Como cuenta recurrentemente, la práctica de varios deportes lo acompañó siempre,
reiterando ese ideal griego al que aludíamos. A uno de ellos, el béisbol, logró dotarlo de
una suerte de profunda antropología cultural, más allá de la moda académica de los
llamados cultural studies.
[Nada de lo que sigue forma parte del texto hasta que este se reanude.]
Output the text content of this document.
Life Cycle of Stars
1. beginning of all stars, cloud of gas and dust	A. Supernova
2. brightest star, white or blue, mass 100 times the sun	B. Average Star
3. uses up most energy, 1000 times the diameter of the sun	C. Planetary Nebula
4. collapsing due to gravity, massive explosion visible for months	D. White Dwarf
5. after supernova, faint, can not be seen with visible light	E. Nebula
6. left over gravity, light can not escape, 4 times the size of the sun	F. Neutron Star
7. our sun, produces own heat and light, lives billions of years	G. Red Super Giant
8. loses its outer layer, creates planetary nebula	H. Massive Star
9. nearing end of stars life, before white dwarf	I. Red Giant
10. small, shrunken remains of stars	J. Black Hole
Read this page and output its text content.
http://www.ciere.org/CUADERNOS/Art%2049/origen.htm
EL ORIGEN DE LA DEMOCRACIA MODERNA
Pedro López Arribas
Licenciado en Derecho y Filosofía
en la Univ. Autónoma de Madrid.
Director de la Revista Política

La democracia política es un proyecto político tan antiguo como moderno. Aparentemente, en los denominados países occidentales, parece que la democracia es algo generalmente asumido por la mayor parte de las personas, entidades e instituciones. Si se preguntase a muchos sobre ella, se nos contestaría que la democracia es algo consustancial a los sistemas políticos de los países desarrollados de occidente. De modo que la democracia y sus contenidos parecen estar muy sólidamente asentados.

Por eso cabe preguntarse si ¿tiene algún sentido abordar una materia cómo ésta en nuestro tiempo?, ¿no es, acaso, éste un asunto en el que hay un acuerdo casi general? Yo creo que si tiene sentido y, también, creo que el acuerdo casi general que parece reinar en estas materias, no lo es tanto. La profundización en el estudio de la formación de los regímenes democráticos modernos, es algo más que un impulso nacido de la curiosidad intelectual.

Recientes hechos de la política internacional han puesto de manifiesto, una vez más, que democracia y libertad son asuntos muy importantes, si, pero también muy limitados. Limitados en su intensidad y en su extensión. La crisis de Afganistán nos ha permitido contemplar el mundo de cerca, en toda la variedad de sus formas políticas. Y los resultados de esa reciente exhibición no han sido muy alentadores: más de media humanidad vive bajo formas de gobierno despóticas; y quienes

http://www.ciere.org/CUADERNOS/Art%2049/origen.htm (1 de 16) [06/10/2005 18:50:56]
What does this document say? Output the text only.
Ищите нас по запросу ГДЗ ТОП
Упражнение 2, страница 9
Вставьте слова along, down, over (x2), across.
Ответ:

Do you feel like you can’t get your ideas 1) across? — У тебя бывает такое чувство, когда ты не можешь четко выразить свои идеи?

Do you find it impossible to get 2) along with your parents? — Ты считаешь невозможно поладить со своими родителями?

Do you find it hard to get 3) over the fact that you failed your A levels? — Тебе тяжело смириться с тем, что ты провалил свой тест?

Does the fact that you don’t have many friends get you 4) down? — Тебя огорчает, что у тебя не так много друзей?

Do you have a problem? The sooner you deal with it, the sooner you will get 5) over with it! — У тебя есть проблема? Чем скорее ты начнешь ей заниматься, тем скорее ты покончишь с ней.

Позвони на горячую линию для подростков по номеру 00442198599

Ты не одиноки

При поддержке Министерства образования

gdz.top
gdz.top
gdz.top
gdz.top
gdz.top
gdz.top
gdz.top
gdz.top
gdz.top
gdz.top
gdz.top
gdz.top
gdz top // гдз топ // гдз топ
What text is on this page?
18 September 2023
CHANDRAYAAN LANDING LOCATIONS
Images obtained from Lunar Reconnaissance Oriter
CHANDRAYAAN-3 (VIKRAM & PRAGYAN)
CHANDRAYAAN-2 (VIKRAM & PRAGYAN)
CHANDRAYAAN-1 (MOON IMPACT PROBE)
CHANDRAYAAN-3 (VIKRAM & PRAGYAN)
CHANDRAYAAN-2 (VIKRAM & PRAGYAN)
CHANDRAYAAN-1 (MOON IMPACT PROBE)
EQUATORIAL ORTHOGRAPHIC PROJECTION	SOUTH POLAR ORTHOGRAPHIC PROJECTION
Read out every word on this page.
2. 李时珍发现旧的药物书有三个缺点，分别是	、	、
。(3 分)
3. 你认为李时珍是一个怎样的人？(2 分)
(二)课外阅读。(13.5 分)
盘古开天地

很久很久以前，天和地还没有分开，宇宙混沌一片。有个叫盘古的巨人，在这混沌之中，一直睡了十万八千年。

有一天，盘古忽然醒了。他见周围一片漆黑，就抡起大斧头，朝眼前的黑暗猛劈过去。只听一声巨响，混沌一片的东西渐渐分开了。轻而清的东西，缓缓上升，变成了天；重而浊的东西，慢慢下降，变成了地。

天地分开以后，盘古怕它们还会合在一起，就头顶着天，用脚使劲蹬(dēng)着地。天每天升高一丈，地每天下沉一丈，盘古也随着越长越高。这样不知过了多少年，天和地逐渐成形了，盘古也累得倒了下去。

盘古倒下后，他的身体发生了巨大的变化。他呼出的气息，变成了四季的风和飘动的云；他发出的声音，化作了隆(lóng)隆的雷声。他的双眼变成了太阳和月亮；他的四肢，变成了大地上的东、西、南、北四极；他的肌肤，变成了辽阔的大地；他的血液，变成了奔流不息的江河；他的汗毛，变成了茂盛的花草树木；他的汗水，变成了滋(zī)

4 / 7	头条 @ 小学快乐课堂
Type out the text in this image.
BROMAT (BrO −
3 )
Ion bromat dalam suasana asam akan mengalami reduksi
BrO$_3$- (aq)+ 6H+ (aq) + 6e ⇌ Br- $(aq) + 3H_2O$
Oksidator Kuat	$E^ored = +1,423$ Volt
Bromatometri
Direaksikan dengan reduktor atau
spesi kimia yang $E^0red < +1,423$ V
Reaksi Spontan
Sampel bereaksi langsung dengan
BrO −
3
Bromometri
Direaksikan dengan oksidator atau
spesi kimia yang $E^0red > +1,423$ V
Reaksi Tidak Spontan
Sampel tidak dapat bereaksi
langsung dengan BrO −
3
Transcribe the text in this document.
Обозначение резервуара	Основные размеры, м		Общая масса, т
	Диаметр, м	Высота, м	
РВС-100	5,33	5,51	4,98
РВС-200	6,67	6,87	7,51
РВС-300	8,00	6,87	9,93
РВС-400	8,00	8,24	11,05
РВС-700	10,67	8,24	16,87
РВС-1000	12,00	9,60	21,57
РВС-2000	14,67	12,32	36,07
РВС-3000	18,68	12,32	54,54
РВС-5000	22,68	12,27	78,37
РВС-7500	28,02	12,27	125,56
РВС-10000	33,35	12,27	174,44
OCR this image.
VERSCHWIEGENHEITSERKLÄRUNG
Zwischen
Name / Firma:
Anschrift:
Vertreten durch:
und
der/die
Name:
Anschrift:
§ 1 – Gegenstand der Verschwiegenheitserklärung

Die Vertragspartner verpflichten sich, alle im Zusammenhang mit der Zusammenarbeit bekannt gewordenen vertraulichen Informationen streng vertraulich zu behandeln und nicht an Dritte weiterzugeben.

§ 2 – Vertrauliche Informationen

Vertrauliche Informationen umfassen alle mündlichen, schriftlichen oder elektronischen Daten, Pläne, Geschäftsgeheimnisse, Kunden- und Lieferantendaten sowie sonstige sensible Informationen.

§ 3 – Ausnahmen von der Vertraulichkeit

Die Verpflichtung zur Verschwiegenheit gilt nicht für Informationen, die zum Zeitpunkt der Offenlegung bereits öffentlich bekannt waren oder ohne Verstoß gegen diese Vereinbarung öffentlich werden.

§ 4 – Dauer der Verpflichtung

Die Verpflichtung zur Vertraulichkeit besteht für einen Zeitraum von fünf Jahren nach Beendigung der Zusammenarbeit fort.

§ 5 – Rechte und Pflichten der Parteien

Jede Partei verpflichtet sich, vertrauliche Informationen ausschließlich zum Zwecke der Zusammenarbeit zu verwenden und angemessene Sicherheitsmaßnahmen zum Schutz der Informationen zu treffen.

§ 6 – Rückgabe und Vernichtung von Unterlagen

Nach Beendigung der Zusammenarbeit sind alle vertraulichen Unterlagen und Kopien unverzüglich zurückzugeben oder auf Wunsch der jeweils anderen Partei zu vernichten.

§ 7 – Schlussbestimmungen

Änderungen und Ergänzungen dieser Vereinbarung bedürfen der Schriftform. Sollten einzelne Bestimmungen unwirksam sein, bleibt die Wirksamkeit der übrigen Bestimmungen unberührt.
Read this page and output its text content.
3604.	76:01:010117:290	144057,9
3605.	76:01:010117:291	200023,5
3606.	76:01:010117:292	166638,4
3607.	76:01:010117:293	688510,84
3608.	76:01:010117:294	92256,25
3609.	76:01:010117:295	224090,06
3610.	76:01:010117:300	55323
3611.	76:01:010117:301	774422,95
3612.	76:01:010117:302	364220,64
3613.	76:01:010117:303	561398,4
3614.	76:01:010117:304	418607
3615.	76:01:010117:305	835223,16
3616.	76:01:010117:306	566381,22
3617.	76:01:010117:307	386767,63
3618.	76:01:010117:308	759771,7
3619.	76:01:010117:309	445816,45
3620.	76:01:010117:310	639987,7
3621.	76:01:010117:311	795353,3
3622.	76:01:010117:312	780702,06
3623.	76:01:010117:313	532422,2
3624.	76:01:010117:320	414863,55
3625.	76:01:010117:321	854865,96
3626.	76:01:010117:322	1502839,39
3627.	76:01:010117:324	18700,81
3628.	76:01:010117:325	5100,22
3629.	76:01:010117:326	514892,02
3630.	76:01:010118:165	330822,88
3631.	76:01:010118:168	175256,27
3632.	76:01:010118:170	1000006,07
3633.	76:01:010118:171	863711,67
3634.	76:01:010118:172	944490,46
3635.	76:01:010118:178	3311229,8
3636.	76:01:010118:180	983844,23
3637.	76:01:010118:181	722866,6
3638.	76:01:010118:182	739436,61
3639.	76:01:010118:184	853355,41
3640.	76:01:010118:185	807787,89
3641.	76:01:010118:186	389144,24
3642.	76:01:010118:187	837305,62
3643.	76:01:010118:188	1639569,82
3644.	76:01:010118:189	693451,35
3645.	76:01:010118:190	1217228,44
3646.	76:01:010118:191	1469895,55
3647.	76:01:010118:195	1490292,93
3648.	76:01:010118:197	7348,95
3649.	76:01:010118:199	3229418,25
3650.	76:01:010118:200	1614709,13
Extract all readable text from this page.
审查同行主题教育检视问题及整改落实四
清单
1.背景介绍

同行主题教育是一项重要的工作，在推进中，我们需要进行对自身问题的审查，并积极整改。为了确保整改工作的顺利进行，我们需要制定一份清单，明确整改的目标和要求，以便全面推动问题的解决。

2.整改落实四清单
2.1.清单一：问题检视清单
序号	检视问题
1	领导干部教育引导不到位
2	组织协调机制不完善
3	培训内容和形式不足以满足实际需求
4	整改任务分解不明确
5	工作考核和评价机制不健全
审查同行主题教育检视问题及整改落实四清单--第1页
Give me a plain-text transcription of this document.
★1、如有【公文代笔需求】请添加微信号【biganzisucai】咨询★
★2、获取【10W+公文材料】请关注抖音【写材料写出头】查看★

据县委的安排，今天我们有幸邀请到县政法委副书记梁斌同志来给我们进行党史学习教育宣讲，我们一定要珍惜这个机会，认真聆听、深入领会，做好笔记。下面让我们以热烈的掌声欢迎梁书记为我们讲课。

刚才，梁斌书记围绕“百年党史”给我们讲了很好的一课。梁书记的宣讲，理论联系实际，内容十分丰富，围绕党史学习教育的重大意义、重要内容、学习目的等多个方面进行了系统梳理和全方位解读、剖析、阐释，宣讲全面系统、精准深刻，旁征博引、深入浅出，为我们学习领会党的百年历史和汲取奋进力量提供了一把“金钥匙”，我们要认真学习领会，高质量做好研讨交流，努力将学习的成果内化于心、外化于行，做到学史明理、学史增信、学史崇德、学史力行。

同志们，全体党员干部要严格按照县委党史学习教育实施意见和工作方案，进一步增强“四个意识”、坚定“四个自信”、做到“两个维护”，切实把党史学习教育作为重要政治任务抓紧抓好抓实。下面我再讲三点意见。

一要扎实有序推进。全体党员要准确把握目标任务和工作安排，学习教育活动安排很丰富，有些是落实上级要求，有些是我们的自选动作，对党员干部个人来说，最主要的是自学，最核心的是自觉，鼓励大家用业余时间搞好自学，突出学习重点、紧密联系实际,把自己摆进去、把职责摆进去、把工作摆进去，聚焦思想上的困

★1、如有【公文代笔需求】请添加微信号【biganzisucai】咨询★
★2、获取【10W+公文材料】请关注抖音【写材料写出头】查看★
Como un griego antiguo fue un gimnasta del cuerpo y la razón.
No es ocioso entonces destacar su profunda vocación por el estudio de los clásicos en
general –Dante, Fernando de Rojas, Calderón, Cervantes, Borges, Carpentier, Lezama,
Sarduy, entre otros–. En esta vocación se pone de manifiesto un instinto infalible para no
dejarse distraer por cantos de sirenas, y, durante la inexorable y breve vida, nutrirse de
una sabiduría esencial –de ahí también su relativa independencia de grupos, tendencias,
generaciones, etcétera–. Incluso, como él mismo reconoce, eso explica en parte su
sintonía con Harold Bloom, más allá de sus inevitables diferencias, que él precisa, y que
merecen un comentario aparte.
Hay otra imagen con la cual, en algún momento de mi lectura, relacioné la escritura
de sus memorias; me refiero a la novela picaresca, tan estudiada por él, y tan cercana a
un poderoso realismo, pero también a las fuentes mismas del llamado Archivo. No es
tampoco ocioso relacionar sus estudios de la picaresca con el de las llamadas Crónicas de
Indias. En mis copiosas clases de literatura parto de muchos de sus ensayos, donde supo
cerrar el arco que va desde las híbridas crónicas iniciales a algunas de las más fecundas
novelas latinoamericanas, con relación que basta para fijar una de las singularidades de
la cultura de esas que llamó Martí “nuestras dolorosas repúblicas de América”. Un acierto
semejante, en este sentido, lo constituye su libro La prole de Celestina (1993). Pero nada
en la obra crítica de González Echevarría es fácilmente previsible. Él también agregó otro
aporte fundamental: el estudio del monstruo barroco, sobre todo a partir de Calderón
(aunque la Celestina es otro monstruo), en lo que constituyó, creo yo, su mayor aporte
cognitivo tanto a la literatura española como hispanoamericana. Esa nueva perspectiva,
que coincide con la que también entrevió Octavio Paz a propósito de Sor Juana Inés (otro
monstruo) –la llamada poética de la extrañeza–, es acaso más singular y más
potencialmente creadora que el clásico tópico del desengaño barroco. El monstruo es un
tópico esencial del final unitivo de Terra nostra de Carlos Fuentes. ¿Cómo estudiar a
Lezama sin tomar en cuenta al monstruo barroco? Después de todo, esa mezcla, esa
hibridez entre Quijote y Sancho, verificada en González Echevarría, ya señalada, ¿no es
una monstruosa singularidad? “Los monstruos no mueren”, dice el narrador monstruoso
de Bomarzo, al que no por casualidad alude Lezama al inicio de su famoso prólogo a
Rayuela.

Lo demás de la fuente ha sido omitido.